Peter talked about his years of experience in the medical imaging field, stating that the amount of effort that had to be put into doing segmentations with conventional methods was “enormous”. The programming was very difficult, he shared, “and the development of the algorithms, especially when you wanted to segment multiple structures within a dataset, was a lot of work”. Now, we have AI models that can segment all those organs “really fast”, he considered, “and that’s incredible”. It’s impossible to say where medical imaging will be in ten years’ time, Peter said, “but I hope we will be able to do adaptive radiotherapy and optimise the treatment plan at every step of the way, that we can use AI to do that segmentation and everything we need to do in a very short time, so we can offer every patient the most optimal treatment individually”. 

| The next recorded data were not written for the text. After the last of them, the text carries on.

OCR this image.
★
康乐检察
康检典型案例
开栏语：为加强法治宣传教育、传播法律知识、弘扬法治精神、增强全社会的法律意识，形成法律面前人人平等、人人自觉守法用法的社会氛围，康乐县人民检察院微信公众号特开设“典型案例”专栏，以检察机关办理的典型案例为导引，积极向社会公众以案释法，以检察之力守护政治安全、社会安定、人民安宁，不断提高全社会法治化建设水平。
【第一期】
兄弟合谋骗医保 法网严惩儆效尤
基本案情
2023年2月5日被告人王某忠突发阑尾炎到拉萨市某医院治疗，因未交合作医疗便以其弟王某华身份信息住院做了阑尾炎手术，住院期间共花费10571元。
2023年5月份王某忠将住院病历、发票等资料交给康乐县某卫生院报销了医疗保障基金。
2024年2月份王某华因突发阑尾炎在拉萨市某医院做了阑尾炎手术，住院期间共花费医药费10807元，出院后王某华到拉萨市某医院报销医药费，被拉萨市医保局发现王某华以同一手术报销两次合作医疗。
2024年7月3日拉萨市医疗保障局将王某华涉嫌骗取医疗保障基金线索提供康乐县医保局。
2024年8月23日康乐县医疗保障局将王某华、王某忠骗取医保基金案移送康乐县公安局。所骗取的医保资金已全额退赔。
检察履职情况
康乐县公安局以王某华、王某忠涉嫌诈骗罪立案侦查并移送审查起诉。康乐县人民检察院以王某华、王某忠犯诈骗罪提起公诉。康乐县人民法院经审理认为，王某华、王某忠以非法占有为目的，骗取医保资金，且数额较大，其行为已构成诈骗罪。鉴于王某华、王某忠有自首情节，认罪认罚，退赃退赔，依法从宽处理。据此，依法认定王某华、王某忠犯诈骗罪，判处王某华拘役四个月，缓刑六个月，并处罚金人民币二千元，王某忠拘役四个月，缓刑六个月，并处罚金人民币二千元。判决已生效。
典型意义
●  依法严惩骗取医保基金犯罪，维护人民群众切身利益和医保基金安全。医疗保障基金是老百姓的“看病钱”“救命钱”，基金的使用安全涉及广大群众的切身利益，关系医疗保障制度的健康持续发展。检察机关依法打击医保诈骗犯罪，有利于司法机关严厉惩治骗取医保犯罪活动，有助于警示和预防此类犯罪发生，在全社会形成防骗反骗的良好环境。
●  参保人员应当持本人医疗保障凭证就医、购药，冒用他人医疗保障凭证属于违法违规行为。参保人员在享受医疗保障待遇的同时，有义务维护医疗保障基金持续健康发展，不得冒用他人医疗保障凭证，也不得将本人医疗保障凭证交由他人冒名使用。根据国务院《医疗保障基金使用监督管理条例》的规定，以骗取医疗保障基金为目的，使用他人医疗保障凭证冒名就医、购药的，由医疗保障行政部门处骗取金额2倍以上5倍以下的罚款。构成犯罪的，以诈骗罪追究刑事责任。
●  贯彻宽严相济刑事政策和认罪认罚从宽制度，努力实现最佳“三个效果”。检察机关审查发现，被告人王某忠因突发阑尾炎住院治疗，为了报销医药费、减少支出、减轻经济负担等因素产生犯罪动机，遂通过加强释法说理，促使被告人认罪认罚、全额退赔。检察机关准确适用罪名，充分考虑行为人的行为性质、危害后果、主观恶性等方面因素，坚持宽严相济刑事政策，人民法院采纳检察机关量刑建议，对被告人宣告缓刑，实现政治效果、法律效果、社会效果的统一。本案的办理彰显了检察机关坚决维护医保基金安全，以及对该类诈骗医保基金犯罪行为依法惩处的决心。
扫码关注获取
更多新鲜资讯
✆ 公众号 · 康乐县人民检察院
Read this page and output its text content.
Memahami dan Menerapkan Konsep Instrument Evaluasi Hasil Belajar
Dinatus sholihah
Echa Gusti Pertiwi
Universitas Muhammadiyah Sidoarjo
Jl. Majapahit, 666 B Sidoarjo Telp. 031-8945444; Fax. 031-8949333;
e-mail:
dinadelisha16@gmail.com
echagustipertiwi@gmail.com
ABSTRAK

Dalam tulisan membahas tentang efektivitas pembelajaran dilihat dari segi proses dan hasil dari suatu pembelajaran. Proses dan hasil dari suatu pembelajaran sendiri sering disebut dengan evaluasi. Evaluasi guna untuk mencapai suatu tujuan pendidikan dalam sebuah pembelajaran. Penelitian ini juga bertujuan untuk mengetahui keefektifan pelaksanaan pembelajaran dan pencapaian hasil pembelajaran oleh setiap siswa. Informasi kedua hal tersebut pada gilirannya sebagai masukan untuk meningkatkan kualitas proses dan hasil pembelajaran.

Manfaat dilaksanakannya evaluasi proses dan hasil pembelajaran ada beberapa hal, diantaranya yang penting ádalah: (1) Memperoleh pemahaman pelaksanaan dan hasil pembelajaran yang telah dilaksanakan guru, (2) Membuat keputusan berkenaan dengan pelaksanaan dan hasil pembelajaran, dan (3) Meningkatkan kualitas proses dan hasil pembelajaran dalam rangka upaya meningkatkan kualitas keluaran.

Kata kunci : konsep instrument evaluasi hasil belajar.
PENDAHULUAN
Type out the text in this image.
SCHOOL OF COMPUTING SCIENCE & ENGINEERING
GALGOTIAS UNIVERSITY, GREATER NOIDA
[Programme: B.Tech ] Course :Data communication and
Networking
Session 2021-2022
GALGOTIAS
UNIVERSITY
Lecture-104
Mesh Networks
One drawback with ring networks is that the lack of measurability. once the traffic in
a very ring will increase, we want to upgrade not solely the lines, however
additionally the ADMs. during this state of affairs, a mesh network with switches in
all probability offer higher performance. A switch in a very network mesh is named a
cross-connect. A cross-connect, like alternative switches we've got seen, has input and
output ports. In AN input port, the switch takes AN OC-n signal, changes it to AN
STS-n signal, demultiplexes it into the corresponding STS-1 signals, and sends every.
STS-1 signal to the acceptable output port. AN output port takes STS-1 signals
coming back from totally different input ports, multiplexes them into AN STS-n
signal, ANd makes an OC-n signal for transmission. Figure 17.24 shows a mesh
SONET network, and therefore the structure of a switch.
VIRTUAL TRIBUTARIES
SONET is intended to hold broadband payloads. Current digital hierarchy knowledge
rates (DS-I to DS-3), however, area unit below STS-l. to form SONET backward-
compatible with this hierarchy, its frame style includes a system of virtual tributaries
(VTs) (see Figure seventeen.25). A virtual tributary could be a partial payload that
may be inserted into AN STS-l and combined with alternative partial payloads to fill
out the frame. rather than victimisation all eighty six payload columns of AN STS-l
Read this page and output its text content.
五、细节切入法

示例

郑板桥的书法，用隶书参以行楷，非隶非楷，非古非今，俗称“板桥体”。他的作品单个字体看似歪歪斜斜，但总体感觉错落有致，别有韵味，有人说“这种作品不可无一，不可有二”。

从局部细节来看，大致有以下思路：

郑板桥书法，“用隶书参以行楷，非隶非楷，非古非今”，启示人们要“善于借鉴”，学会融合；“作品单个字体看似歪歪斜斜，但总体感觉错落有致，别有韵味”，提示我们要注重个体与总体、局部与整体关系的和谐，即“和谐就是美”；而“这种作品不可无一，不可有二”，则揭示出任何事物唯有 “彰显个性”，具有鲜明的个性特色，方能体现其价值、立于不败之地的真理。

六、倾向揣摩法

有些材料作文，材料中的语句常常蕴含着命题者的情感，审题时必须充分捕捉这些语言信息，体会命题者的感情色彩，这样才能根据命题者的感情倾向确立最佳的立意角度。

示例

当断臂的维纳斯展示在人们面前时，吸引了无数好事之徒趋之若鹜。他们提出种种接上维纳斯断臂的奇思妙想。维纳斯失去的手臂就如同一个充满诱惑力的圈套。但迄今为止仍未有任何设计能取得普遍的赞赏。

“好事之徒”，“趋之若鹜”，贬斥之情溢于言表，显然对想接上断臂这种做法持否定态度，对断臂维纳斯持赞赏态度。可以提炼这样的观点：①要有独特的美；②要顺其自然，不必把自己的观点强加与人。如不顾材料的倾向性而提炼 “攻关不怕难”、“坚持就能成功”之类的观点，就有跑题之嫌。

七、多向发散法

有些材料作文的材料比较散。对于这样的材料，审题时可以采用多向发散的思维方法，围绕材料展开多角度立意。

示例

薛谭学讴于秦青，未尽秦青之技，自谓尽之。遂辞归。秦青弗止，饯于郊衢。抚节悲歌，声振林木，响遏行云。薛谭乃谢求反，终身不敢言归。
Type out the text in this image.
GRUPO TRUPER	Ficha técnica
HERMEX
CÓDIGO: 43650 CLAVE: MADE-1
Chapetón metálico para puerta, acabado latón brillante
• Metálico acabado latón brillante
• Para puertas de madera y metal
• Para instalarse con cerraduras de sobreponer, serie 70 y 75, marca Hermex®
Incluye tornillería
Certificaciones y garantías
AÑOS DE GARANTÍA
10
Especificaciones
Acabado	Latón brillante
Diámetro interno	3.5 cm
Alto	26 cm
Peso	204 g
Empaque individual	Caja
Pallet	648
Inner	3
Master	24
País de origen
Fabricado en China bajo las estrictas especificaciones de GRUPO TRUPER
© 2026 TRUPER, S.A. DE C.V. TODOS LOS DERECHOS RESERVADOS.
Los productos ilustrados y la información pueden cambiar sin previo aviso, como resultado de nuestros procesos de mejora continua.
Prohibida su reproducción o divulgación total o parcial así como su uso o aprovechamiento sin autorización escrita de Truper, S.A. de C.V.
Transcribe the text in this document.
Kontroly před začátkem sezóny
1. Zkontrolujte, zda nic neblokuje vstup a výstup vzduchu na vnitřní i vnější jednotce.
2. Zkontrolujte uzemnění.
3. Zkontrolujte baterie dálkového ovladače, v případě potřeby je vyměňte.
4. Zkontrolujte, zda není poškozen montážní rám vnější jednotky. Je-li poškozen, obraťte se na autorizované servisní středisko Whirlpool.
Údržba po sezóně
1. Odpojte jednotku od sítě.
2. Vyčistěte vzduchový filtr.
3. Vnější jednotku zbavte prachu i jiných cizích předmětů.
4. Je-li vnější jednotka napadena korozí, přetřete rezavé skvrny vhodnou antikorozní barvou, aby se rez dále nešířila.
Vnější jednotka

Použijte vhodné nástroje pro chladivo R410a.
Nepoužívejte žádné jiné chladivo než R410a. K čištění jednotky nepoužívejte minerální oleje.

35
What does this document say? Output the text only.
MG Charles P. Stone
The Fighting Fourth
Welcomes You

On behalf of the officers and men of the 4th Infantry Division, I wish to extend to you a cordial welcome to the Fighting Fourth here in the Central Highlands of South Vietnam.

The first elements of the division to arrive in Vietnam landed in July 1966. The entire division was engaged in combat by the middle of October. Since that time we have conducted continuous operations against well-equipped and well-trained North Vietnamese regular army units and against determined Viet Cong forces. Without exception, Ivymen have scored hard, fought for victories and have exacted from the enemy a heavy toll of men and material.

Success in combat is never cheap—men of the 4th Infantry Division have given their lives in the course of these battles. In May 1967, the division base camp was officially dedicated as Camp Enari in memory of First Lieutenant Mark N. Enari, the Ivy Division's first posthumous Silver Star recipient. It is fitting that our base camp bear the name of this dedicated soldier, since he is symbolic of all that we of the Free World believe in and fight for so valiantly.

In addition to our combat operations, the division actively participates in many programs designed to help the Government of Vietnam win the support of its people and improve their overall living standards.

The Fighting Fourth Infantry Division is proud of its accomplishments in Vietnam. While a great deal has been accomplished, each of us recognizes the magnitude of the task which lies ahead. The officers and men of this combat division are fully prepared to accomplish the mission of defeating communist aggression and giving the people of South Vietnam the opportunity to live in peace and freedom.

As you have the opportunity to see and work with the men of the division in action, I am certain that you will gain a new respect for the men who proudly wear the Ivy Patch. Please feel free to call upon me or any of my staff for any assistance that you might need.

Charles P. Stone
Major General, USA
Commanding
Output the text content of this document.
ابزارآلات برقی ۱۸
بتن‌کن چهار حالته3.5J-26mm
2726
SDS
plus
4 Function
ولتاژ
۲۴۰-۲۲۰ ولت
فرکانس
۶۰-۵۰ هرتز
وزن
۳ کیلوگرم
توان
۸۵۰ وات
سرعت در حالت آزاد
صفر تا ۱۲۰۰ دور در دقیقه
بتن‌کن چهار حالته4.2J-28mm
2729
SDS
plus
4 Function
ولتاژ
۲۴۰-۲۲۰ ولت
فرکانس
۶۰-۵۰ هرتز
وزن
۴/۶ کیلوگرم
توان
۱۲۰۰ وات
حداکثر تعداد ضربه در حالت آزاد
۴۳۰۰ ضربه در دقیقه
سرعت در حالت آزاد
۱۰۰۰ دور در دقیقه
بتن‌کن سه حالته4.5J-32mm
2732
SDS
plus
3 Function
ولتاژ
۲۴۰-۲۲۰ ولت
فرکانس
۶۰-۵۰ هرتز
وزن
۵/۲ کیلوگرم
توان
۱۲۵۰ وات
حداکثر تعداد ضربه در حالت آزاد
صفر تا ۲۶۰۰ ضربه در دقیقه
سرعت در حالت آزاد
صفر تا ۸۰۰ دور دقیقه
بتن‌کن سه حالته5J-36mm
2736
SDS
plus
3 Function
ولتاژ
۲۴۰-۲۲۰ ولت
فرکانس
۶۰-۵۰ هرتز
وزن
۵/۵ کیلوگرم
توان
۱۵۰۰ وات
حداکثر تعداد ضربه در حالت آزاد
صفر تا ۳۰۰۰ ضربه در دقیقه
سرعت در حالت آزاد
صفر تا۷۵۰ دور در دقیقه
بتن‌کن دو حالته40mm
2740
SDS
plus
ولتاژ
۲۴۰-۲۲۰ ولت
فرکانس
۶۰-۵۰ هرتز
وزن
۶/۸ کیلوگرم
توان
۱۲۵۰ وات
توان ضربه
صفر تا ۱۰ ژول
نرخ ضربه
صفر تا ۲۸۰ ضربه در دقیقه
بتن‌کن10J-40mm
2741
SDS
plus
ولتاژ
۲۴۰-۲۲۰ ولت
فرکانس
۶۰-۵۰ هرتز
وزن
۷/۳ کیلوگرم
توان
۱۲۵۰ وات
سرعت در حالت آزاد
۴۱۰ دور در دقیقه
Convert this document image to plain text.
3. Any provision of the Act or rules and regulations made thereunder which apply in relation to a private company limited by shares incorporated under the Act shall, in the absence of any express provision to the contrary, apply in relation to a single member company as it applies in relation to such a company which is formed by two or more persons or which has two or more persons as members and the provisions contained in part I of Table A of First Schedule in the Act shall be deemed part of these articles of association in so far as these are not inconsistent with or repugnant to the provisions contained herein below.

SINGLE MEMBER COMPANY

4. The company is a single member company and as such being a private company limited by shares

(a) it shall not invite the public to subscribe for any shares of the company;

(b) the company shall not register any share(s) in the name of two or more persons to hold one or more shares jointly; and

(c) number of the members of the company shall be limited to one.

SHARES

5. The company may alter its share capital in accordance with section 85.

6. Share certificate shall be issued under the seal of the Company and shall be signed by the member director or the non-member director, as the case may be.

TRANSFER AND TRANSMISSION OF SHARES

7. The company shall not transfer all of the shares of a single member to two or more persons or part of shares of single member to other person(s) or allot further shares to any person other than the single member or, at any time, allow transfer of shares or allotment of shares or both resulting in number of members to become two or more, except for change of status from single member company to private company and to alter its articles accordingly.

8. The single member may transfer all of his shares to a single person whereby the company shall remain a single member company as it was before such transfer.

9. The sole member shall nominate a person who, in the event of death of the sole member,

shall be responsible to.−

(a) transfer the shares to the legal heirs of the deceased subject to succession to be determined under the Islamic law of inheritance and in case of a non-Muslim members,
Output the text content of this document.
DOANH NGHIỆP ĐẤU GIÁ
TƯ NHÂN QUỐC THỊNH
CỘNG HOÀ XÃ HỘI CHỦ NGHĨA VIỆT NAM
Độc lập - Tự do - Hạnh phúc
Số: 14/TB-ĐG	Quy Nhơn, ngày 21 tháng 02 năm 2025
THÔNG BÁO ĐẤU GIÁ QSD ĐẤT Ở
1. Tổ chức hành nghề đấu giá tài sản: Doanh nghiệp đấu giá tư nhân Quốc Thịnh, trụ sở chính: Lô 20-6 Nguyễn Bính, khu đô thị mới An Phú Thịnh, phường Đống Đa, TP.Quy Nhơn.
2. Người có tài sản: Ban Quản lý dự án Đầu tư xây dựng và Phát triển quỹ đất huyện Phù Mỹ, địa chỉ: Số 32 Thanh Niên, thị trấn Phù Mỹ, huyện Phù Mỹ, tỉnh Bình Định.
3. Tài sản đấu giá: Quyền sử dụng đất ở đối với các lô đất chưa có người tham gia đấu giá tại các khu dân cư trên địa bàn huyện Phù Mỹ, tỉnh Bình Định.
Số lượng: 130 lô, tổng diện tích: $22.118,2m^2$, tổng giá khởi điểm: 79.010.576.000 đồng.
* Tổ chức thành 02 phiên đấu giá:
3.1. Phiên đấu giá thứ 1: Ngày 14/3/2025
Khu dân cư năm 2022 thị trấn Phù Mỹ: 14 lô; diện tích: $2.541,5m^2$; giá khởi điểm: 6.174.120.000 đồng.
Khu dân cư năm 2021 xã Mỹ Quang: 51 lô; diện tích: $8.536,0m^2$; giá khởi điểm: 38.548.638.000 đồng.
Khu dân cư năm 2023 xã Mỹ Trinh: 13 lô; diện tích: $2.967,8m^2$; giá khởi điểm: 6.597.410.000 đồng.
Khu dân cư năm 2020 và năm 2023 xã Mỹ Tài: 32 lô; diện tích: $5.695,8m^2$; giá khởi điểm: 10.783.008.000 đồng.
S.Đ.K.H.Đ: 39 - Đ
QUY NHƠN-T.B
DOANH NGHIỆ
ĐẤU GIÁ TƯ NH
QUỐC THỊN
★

Training and education will be central to ensuring that those working in the medical imaging field are prepared to be able to use these models and new technologies in their everyday roles, Peter told us, “and I think training in things like AI is something we have to do on a general scale, and additionally with specialties like radiotherapy we need to do it on a very specific level”. Every role in healthcare will change to some extent as a result of the impact of technology, he noted, and the ways radiotherapists work, the processes that are now in place, “will include more automation, more steps done by a computer”. Whilst AI won’t replace humans in the field, “it’s going to be a tool used to make decisions on treatment and during treatment”, he added. 

“I do think that certain skills will disappear,” Peter concluded, “with certain things becoming so good with the use of AI that you won’t need to do them any more yourself – which ones those are going to be is difficult to say, but the example we used of organs at risk segmentation – I think that’s something we won’t have to do any more.” He likened this to the introduction of satellite navigation, saying: “You cannot always rely on it, so you have to be critical about when you use it and the mistakes it could make, but for many people I think that being able to read an actual map is a lost skill. You need to know how to use it, because you need to know how to navigate on Google Maps and search for places; you need to be critical if you see something strange, or if a road it’s telling you to go down is blocked; but you don’t have to know the whole process any more. It’s taken time to get to where we are now with that, and that will be the same in healthcare with technologies like AI.” 

We’d like to thank Peter for taking the time to share these insights with us.